We can identify the common ratio, denoted by \( r \), by dividing any term by the previous one. Doing this calculation:\[ r = \frac{4}{9} \times \left(-\frac{4}{3}\right)^{-1} = -\frac{1}{3} \]This value \(-\frac{1}{3}\) is multiplied by each term to yield the next, confirming the common ratio of the sequence.

The **explicit formula** for a geometric sequence is a powerful tool that allows you to compute any term in the sequence without needing to know the preceding ones. This formula is written as:\[ a_n = a_1 \cdot r^{n-1} \]Where:

• \( a_n \) is the term you're trying to find,
• \( a_1 \) is the first term of the sequence,
• \( r \) is the common ratio,
• \( n \) is the position of the term.

In our example:

• First term \( a_1 = 4 \)
• Common ratio \( r = -\frac{1}{3} \)

Thus, the explicit formula becomes:\[ a_n = 4 \left(-\frac{1}{3}\right)^{n-1} \]This equation can be employed to find any term desired in this sequence.

The **sequence pattern** in a geometric progression is quite straightforward. It follows a systematic approach, unlike an arithmetic sequence, where you add or subtract a constant to get from one term to the next. In a geometric sequence, you always **multiply** by the common ratio.

• Start with the first term.
• Consistently multiply by the common ratio to find successive terms.

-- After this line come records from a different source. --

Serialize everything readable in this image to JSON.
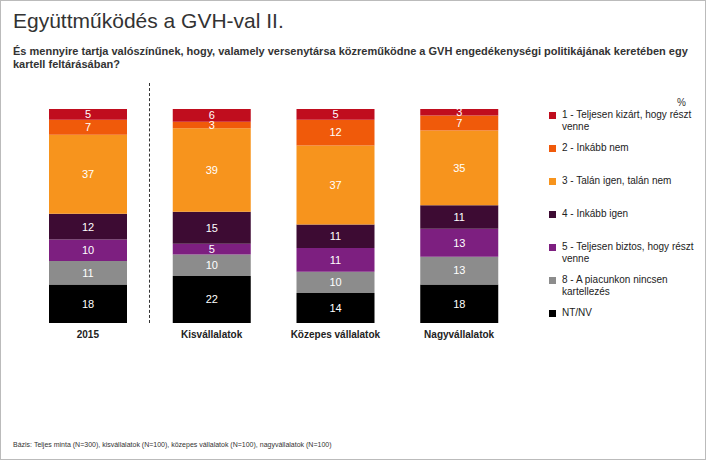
{
  "chart_data": {
    "type": "bar",
    "title": "Együttműködés a GVH-val II.",
    "subtitle": "És mennyire tartja valószínűnek, hogy, valamely versenytársa közreműködne a GVH engedékenységi politikájának keretében egy kartell feltárásában?",
    "unit_label": "%",
    "footnote": "Bázis: Teljes minta (N=300), kisvállalatok (N=100), közepes vállalatok (N=100), nagyvállalatok (N=100)",
    "categories": [
      "2015",
      "Kisvállalatok",
      "Közepes vállalatok",
      "Nagyvállalatok"
    ],
    "series": [
      {
        "name": "1 - Teljesen kizárt, hogy részt venne",
        "color": "#c00d1e",
        "values": [
          5,
          6,
          5,
          3
        ]
      },
      {
        "name": "2 - Inkább nem",
        "color": "#f05a0a",
        "values": [
          7,
          3,
          12,
          7
        ]
      },
      {
        "name": "3 - Talán igen, talán nem",
        "color": "#f7941d",
        "values": [
          37,
          39,
          37,
          35
        ]
      },
      {
        "name": "4 - Inkább igen",
        "color": "#3d0b33",
        "values": [
          12,
          15,
          11,
          11
        ]
      },
      {
        "name": "5 - Teljesen biztos, hogy részt venne",
        "color": "#7d1f80",
        "values": [
          10,
          5,
          11,
          13
        ]
      },
      {
        "name": "8 - A piacunkon nincsen kartellezés",
        "color": "#8c8c8c",
        "values": [
          11,
          10,
          10,
          13
        ]
      },
      {
        "name": "NT/NV",
        "color": "#000000",
        "values": [
          18,
          22,
          14,
          18
        ]
      }
    ],
    "stacked": true,
    "data_labels": true,
    "tick_labels": "x",
    "ylim": [
      0,
      100
    ],
    "legend": "right"
  }
}
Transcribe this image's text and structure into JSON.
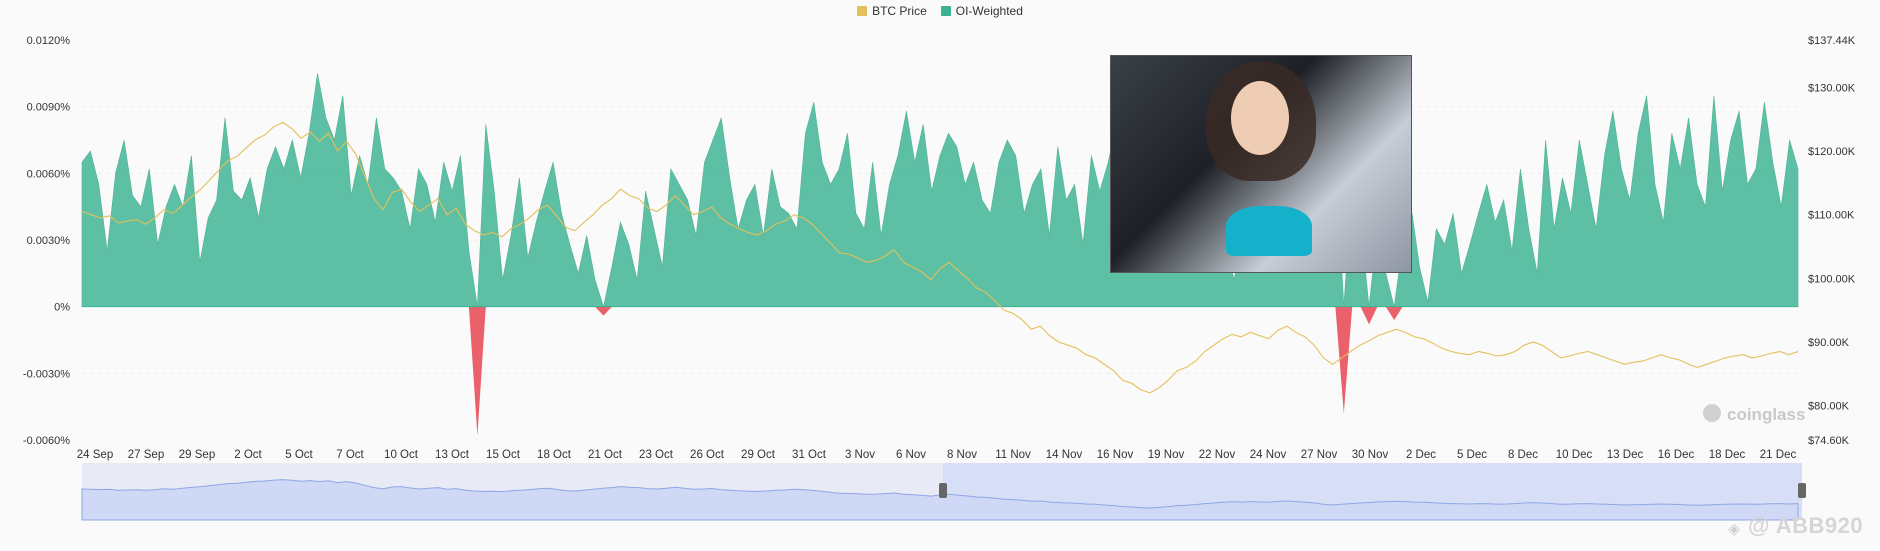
{
  "legend": [
    {
      "label": "BTC Price",
      "color": "#e3c05a"
    },
    {
      "label": "OI-Weighted",
      "color": "#3bb392"
    }
  ],
  "brand": "coinglass",
  "watermark": "@ ABB920",
  "chart_data": {
    "type": "area",
    "left_axis": {
      "ticks": [
        "0.0120%",
        "0.0090%",
        "0.0060%",
        "0.0030%",
        "0%",
        "-0.0030%",
        "-0.0060%"
      ],
      "min": -0.006,
      "max": 0.012
    },
    "right_axis": {
      "ticks": [
        "$137.44K",
        "$130.00K",
        "$120.00K",
        "$110.00K",
        "$100.00K",
        "$90.00K",
        "$80.00K",
        "$74.60K"
      ],
      "min": 74.6,
      "max": 137.44
    },
    "x_ticks": [
      "24 Sep",
      "27 Sep",
      "29 Sep",
      "2 Oct",
      "5 Oct",
      "7 Oct",
      "10 Oct",
      "13 Oct",
      "15 Oct",
      "18 Oct",
      "21 Oct",
      "23 Oct",
      "26 Oct",
      "29 Oct",
      "31 Oct",
      "3 Nov",
      "6 Nov",
      "8 Nov",
      "11 Nov",
      "14 Nov",
      "16 Nov",
      "19 Nov",
      "22 Nov",
      "24 Nov",
      "27 Nov",
      "30 Nov",
      "2 Dec",
      "5 Dec",
      "8 Dec",
      "10 Dec",
      "13 Dec",
      "16 Dec",
      "18 Dec",
      "21 Dec"
    ],
    "series": [
      {
        "name": "OI-Weighted",
        "color": "#3bb392",
        "negative_color": "#e8505b",
        "values": [
          0.0065,
          0.007,
          0.0055,
          0.0025,
          0.006,
          0.0075,
          0.005,
          0.0045,
          0.0062,
          0.0028,
          0.0045,
          0.0055,
          0.0045,
          0.0068,
          0.002,
          0.004,
          0.0048,
          0.0085,
          0.0052,
          0.0048,
          0.0058,
          0.004,
          0.0062,
          0.0072,
          0.0062,
          0.0075,
          0.0058,
          0.0078,
          0.0105,
          0.0085,
          0.0075,
          0.0095,
          0.005,
          0.0068,
          0.0055,
          0.0085,
          0.0062,
          0.0058,
          0.0052,
          0.0035,
          0.0062,
          0.0055,
          0.0038,
          0.0065,
          0.0052,
          0.0068,
          0.0025,
          -0.0058,
          0.0082,
          0.0052,
          0.0012,
          0.0032,
          0.0058,
          0.0022,
          0.0038,
          0.0052,
          0.0065,
          0.0042,
          0.0028,
          0.0015,
          0.0032,
          0.0012,
          -0.0004,
          0.0018,
          0.0038,
          0.0028,
          0.0012,
          0.0052,
          0.0035,
          0.0018,
          0.0062,
          0.0055,
          0.0048,
          0.0032,
          0.0065,
          0.0075,
          0.0085,
          0.0058,
          0.0035,
          0.0048,
          0.0055,
          0.0032,
          0.0062,
          0.0045,
          0.0042,
          0.0035,
          0.0078,
          0.0092,
          0.0065,
          0.0055,
          0.0062,
          0.0078,
          0.0042,
          0.0035,
          0.0065,
          0.0032,
          0.0055,
          0.0068,
          0.0088,
          0.0065,
          0.0082,
          0.0052,
          0.0068,
          0.0078,
          0.0072,
          0.0055,
          0.0065,
          0.0048,
          0.0042,
          0.0065,
          0.0075,
          0.0068,
          0.0042,
          0.0055,
          0.0062,
          0.0032,
          0.0072,
          0.0048,
          0.0055,
          0.0028,
          0.0068,
          0.0052,
          0.0065,
          0.0083,
          0.0072,
          0.0045,
          0.0078,
          0.0055,
          0.0062,
          0.0075,
          0.0062,
          0.0052,
          0.0045,
          0.0035,
          0.0052,
          0.0042,
          0.0025,
          0.0012,
          0.0048,
          0.0038,
          0.0055,
          0.0042,
          0.0058,
          0.0068,
          0.0075,
          0.0045,
          0.0062,
          0.0035,
          0.0058,
          0.0072,
          -0.0048,
          0.0055,
          0.0038,
          -0.0008,
          0.0035,
          0.0015,
          -0.0006,
          0.0028,
          0.0045,
          0.0018,
          0.0002,
          0.0035,
          0.0028,
          0.0042,
          0.0015,
          0.0028,
          0.0042,
          0.0055,
          0.0038,
          0.0048,
          0.0025,
          0.0062,
          0.0035,
          0.0015,
          0.0075,
          0.0035,
          0.0058,
          0.0042,
          0.0075,
          0.0055,
          0.0035,
          0.0068,
          0.0088,
          0.0062,
          0.0048,
          0.0078,
          0.0095,
          0.0055,
          0.0038,
          0.0078,
          0.0062,
          0.0085,
          0.0055,
          0.0045,
          0.0095,
          0.0052,
          0.0075,
          0.0088,
          0.0055,
          0.0062,
          0.0092,
          0.0065,
          0.0045,
          0.0075,
          0.0062
        ]
      },
      {
        "name": "BTC Price",
        "color": "#e3c05a",
        "values": [
          110.5,
          110.0,
          109.5,
          109.8,
          108.7,
          109.0,
          109.2,
          108.5,
          109.5,
          110.8,
          110.2,
          111.5,
          112.8,
          114.0,
          115.5,
          117.0,
          118.5,
          119.2,
          120.5,
          121.8,
          122.5,
          123.8,
          124.5,
          123.5,
          122.0,
          123.0,
          121.5,
          122.8,
          120.0,
          121.5,
          119.5,
          116.0,
          112.5,
          110.8,
          113.5,
          114.0,
          112.0,
          110.5,
          111.5,
          112.5,
          110.0,
          111.0,
          108.5,
          107.5,
          106.8,
          107.2,
          106.5,
          107.8,
          108.5,
          109.5,
          110.8,
          111.5,
          109.8,
          108.0,
          107.5,
          108.8,
          110.0,
          111.5,
          112.5,
          114.0,
          113.0,
          112.5,
          111.0,
          110.5,
          111.5,
          113.0,
          111.5,
          110.0,
          110.5,
          111.2,
          109.5,
          108.5,
          107.8,
          107.2,
          106.8,
          107.5,
          108.5,
          109.0,
          110.0,
          109.5,
          108.5,
          107.0,
          105.5,
          104.0,
          103.8,
          103.2,
          102.5,
          102.8,
          103.5,
          104.5,
          102.5,
          101.8,
          101.0,
          99.8,
          101.5,
          102.5,
          101.2,
          100.0,
          98.5,
          97.8,
          96.5,
          95.0,
          94.5,
          93.5,
          92.0,
          92.5,
          91.0,
          90.0,
          89.5,
          89.0,
          88.0,
          87.5,
          86.5,
          85.5,
          84.0,
          83.5,
          82.5,
          82.0,
          82.8,
          84.0,
          85.5,
          86.0,
          87.0,
          88.5,
          89.5,
          90.5,
          91.2,
          90.8,
          91.5,
          91.0,
          90.5,
          91.8,
          92.5,
          91.5,
          90.8,
          89.5,
          87.5,
          86.5,
          87.5,
          88.5,
          89.5,
          90.2,
          91.0,
          91.5,
          92.0,
          91.5,
          90.8,
          90.5,
          89.8,
          89.0,
          88.5,
          88.2,
          88.0,
          88.5,
          88.2,
          87.8,
          88.0,
          88.5,
          89.5,
          90.0,
          89.5,
          88.5,
          87.5,
          87.8,
          88.2,
          88.5,
          88.0,
          87.5,
          87.0,
          86.5,
          86.8,
          87.0,
          87.5,
          88.0,
          87.5,
          87.2,
          86.5,
          86.0,
          86.5,
          87.0,
          87.5,
          87.8,
          88.0,
          87.5,
          87.8,
          88.2,
          88.5,
          88.0,
          88.5
        ]
      }
    ],
    "grid": true,
    "legend_position": "top-center"
  }
}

For instance, using the original sequence:

• Begin with 4.
• Multiply 4 by \(-\frac{1}{3}\) to get \(-\frac{4}{3}\).
• Then multiply \(-\frac{4}{3}\) by \(-\frac{1}{3}\) to get \(\frac{4}{9}\).
• And so it continues...

This repeating process highlights the geometric sequence's consistency and predictability.

A **geometric progression** is a sequence of numbers where each term after the first is found by multiplying the previous term by a fixed, non-zero number called the common ratio. Such sequences are quite distinct from arithmetic ones, and they exhibit exponential growth or decay because each term is the product of the prior term and a constant ratio.To understand this more deeply, consider:

• The sequence given: \(4, -\frac{4}{3}, \frac{4}{9}, -\frac{4}{27}, ...\)
• The common ratio \( r = -\frac{1}{3} \) indicates a shifting pattern that oscillates signs and diminishes values, showing a decay as terms progress.

Geometric progressions are found not just in theoretical exercises but in real-world phenomena too, such as population growth or radioactive decay, due to their ability to model exponential patterns.